Deutsche Bank und Commerzbank: Der Kampf gegen das Misstrauen

Deutsche Bank und Commerzbank: Der Kampf gegen das Misstrauen

Eine an Turbulenzen reiche Woche hat am Freitag einen weiteren Tiefpunkt für die Deutsche Bank sowie für die Commerbank gebracht. Deutsche Bank-Chef John Cryan beschwichtigt, damit ihm vor allem die institutionellen Anleger nicht davon laufen, was einem weiteren Vertrauensverlust gleich kommen würde. Aber auch die Commerzbank kämpft mit massiven Verwerfungen. Und will sich neu erfinden.

Bei der Deutschen Bank in Frankfurt ist Feuer am Dach. Vorstandschef John Cryan hat alle Hände voll zu tun, um das Misstrauen gegenüber seiner Bank zurück zu gewinnen. Im Verlauf der Woche hatten vor allem Anleger sich abgewendet. Die Aktie ist auf Talfahrt. Der Höhepunkt war am Freitag, als die die Aktie der Deutschen Bank (DE0005140008) erstmals unter 10 Euro abgestürzt ist.

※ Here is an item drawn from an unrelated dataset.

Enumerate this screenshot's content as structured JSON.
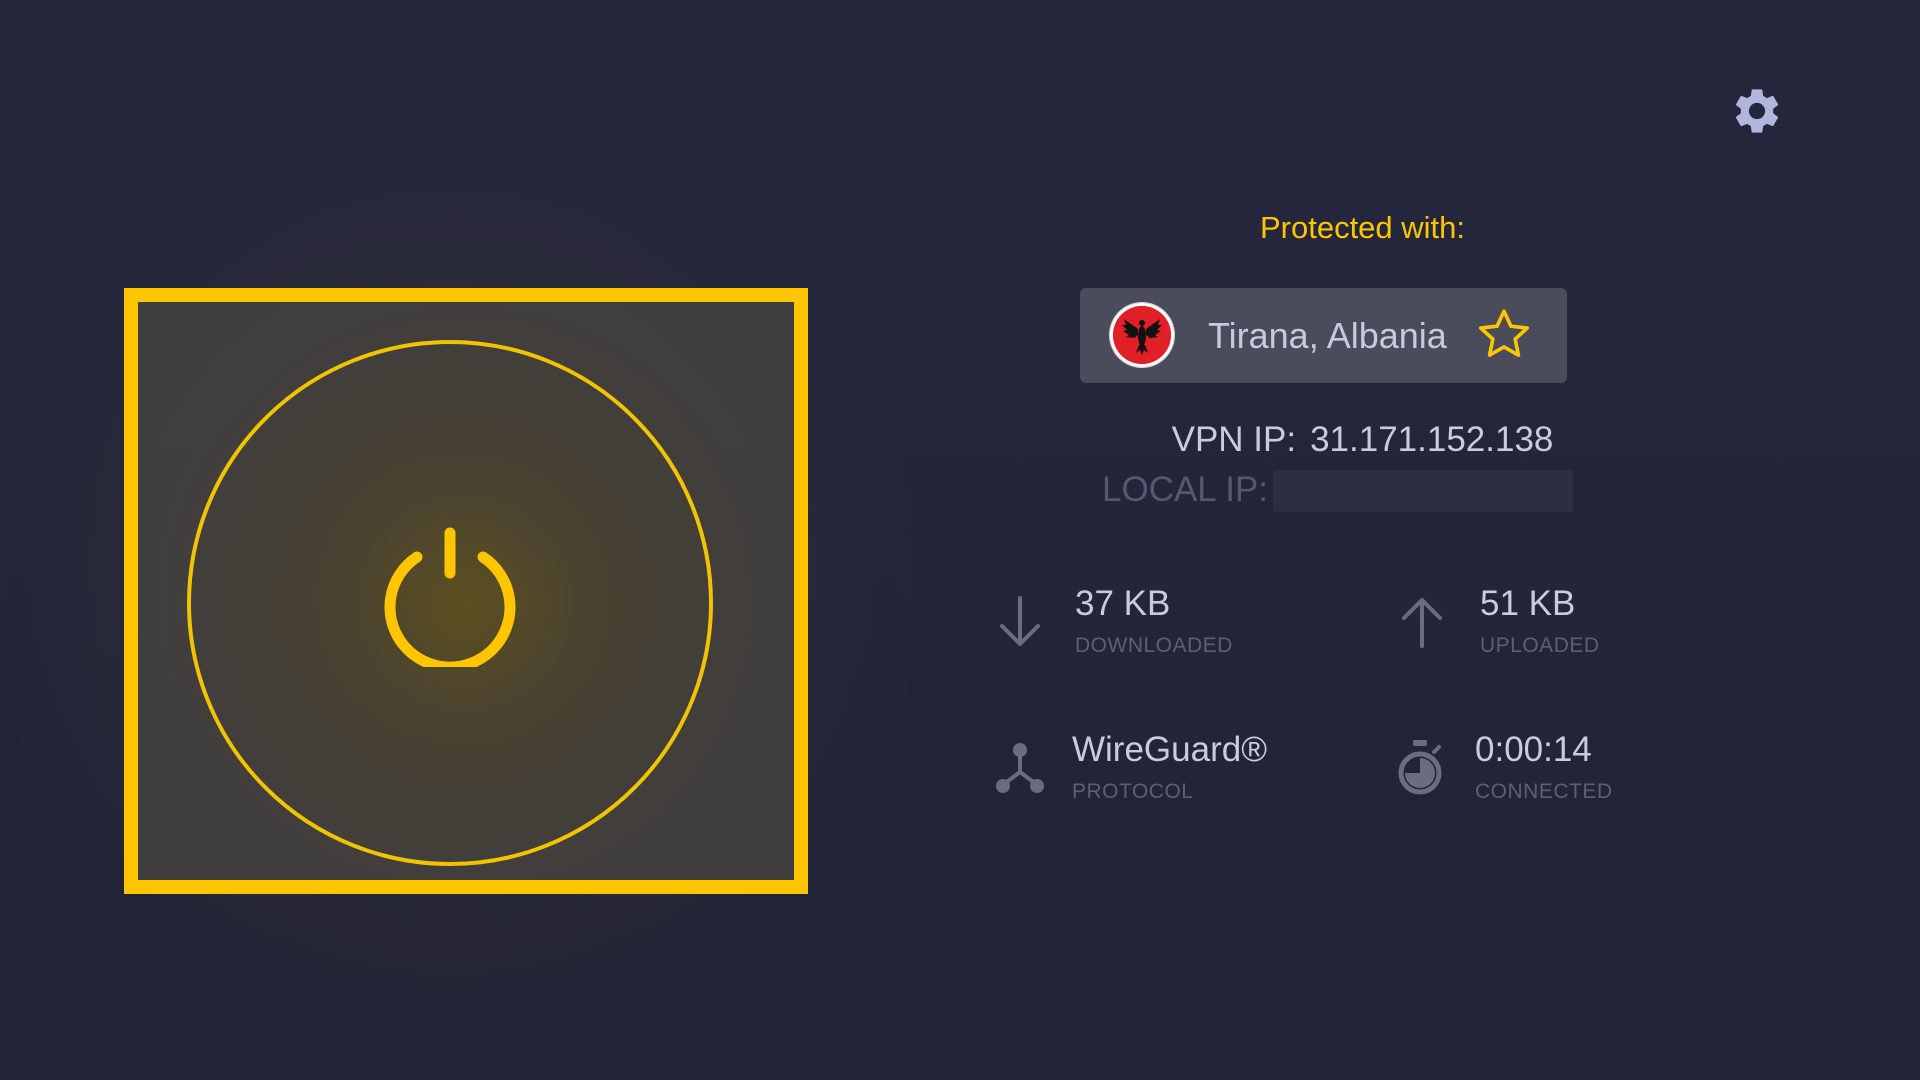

Die Aktie notierte kurz nach Handelsbeginn auf Rekordtief von 9,90 Euro. Um neun Prozent war der Kurs abgestürzt. Spekulationen um den Ausstieg von Hedgefonds bei der Deutschen Bank, die laut Bloomberg TV angeblich Gelder und überschüssige Positionen im Zuge mit komplizierten Derivat-Transaktionen abgezogen haben sollen, schickten die Aktie der Deutschen Bank einmal mehr auf Talfahrt. Der überwiegende Teil der rund 200 institutionellen Handelskunden sollen der Deutsche Bank aber noch die Treue halten.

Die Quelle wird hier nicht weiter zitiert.